The lawsuit began in June 2025, when Disney and Universal accused Midjourney of generating images of protected characters like Bart Simpson and Darth Vader. In September 2025, Warner Bros. joined them. Now, in July 2026, Midjourney is asking to overturn an earlier court ruling that limited access to the studios' documents - and that's exactly where it gets interesting.
Midjourney's request isn't modest. The company wants to see everything: every prompt the studios' employees fed into AI tools, every result including those that infringe on no one's rights, and every proof that the studios internally used artificial intelligence for scripts, storyboards, and content development. The argument is direct: „The documents they're hiding are exactly the ones that would reveal that, behind closed doors, they're doing the same thing they're suing us for."
The studios' lawyer, David Singer, dismissed the request as a „fishing expedition" - the legal term for someone digging blindly, hoping to catch something.

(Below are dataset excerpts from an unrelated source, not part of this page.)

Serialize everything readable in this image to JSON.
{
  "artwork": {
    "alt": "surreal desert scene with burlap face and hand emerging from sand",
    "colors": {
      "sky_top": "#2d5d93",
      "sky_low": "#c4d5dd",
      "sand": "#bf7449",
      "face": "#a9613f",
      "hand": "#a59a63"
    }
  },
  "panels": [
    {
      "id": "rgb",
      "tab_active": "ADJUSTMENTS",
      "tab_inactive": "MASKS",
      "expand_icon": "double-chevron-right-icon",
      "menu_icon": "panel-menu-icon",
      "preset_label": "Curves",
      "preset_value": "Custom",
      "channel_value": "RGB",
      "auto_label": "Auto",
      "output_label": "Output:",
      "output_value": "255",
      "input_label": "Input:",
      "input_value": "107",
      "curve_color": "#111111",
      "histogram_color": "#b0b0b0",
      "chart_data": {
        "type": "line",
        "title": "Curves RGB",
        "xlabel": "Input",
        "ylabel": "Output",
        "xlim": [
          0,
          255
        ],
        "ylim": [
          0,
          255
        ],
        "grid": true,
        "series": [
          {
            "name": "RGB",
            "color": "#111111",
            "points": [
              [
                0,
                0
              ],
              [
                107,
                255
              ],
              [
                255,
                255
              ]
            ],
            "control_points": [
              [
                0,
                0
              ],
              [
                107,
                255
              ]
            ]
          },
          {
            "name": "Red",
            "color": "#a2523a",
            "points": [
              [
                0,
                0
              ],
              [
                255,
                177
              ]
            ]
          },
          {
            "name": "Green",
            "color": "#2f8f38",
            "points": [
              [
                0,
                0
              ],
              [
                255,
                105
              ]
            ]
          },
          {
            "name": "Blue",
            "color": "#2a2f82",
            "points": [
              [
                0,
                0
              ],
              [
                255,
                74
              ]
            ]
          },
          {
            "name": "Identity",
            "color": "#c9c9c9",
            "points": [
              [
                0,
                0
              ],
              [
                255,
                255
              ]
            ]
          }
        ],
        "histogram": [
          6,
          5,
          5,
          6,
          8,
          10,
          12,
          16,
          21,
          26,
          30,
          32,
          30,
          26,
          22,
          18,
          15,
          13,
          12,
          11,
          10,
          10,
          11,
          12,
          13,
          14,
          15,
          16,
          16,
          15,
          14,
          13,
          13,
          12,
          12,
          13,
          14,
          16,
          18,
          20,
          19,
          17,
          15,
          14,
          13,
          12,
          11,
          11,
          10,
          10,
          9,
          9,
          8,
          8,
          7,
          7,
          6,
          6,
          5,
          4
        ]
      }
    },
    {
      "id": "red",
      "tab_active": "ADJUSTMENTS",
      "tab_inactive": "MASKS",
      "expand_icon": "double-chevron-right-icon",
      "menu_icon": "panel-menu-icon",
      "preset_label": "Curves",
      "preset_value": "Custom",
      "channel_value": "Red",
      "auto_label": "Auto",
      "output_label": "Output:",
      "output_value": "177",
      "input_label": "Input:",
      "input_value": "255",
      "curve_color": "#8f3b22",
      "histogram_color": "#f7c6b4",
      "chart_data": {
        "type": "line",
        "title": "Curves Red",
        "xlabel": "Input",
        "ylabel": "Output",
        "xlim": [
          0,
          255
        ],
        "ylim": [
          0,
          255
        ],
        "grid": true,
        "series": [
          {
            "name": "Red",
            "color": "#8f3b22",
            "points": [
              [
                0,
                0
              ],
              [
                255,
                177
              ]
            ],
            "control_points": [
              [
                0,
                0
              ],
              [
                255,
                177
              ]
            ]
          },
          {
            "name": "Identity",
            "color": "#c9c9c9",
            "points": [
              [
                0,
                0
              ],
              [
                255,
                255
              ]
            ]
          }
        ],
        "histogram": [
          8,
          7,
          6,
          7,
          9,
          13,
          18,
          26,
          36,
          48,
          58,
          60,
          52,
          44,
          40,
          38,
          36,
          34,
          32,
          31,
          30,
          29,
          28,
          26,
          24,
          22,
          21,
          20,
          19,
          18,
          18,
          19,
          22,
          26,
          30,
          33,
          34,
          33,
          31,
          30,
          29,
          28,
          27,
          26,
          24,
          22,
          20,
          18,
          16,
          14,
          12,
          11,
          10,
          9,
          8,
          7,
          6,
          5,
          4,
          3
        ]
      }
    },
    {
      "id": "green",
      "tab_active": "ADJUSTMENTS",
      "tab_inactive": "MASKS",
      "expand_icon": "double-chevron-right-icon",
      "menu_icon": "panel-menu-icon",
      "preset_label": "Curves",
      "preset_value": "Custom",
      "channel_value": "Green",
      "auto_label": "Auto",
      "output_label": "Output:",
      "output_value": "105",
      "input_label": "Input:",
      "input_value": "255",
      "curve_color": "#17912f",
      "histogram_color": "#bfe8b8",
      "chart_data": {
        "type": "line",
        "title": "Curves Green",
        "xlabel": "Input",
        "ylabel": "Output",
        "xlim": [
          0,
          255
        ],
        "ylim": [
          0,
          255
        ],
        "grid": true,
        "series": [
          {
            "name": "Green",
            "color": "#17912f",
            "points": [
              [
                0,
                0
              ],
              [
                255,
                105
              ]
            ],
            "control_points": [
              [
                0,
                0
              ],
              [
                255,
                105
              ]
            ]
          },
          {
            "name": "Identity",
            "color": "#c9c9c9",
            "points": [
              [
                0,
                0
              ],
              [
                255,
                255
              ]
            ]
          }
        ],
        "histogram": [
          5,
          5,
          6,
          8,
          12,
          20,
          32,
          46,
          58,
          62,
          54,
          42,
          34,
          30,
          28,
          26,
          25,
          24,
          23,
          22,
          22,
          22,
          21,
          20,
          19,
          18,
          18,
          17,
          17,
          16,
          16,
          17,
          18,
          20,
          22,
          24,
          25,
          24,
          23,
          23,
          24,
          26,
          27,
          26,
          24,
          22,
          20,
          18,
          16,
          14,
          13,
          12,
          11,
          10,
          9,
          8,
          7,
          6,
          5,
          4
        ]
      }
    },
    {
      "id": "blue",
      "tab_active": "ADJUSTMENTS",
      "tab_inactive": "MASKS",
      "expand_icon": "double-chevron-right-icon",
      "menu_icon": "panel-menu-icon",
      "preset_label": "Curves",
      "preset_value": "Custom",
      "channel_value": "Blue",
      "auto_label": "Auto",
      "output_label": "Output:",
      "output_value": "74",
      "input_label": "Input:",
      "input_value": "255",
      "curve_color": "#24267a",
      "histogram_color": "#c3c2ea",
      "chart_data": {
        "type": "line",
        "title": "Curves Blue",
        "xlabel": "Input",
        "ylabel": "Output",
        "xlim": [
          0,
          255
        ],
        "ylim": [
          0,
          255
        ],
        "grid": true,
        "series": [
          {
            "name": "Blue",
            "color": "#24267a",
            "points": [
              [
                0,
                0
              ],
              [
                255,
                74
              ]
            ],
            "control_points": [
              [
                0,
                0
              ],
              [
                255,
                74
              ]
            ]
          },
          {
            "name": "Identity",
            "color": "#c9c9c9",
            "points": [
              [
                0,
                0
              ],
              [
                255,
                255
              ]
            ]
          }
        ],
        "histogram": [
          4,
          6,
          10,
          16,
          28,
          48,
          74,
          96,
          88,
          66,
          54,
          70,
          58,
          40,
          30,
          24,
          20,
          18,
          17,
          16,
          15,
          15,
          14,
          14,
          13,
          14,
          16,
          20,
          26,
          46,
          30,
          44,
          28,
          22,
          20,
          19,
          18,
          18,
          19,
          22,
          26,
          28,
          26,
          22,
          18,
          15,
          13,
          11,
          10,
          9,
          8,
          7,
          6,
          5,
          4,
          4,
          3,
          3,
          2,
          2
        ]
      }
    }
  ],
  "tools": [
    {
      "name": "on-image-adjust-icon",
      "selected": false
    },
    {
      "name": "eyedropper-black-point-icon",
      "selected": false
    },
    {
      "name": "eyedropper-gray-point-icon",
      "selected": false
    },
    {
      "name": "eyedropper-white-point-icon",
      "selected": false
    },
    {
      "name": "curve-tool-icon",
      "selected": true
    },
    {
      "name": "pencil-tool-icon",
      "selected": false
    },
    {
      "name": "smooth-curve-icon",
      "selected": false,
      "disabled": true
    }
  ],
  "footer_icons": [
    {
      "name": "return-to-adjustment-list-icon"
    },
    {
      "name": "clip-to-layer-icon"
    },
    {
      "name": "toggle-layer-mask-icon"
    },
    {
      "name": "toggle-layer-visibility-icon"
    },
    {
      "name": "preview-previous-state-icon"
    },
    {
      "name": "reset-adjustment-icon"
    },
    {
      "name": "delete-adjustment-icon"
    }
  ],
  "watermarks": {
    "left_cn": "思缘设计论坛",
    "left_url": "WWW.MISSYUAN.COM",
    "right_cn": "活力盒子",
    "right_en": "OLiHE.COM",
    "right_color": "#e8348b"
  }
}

Maybe. But it's precisely the studios that keep armies of lawyers for every frame of their films who suddenly don't want to show what their employees are typing into a chat window. When someone this stubbornly refuses to open a drawer, it's usually not because it's empty.
This isn't a story about who's good and who's bad - both sides live off other people's labor one way or another. What's interesting is that the case lays bare a truth the whole of Hollywood conceals: the studios publicly rage against AI while quietly using it to save on scriptwriters, animators, and editors. In public - guardians of art. In private - first in line at the shovel that does the digging. The question the court will have to touch is whether the rules apply only to those without enough lawyers to get around them.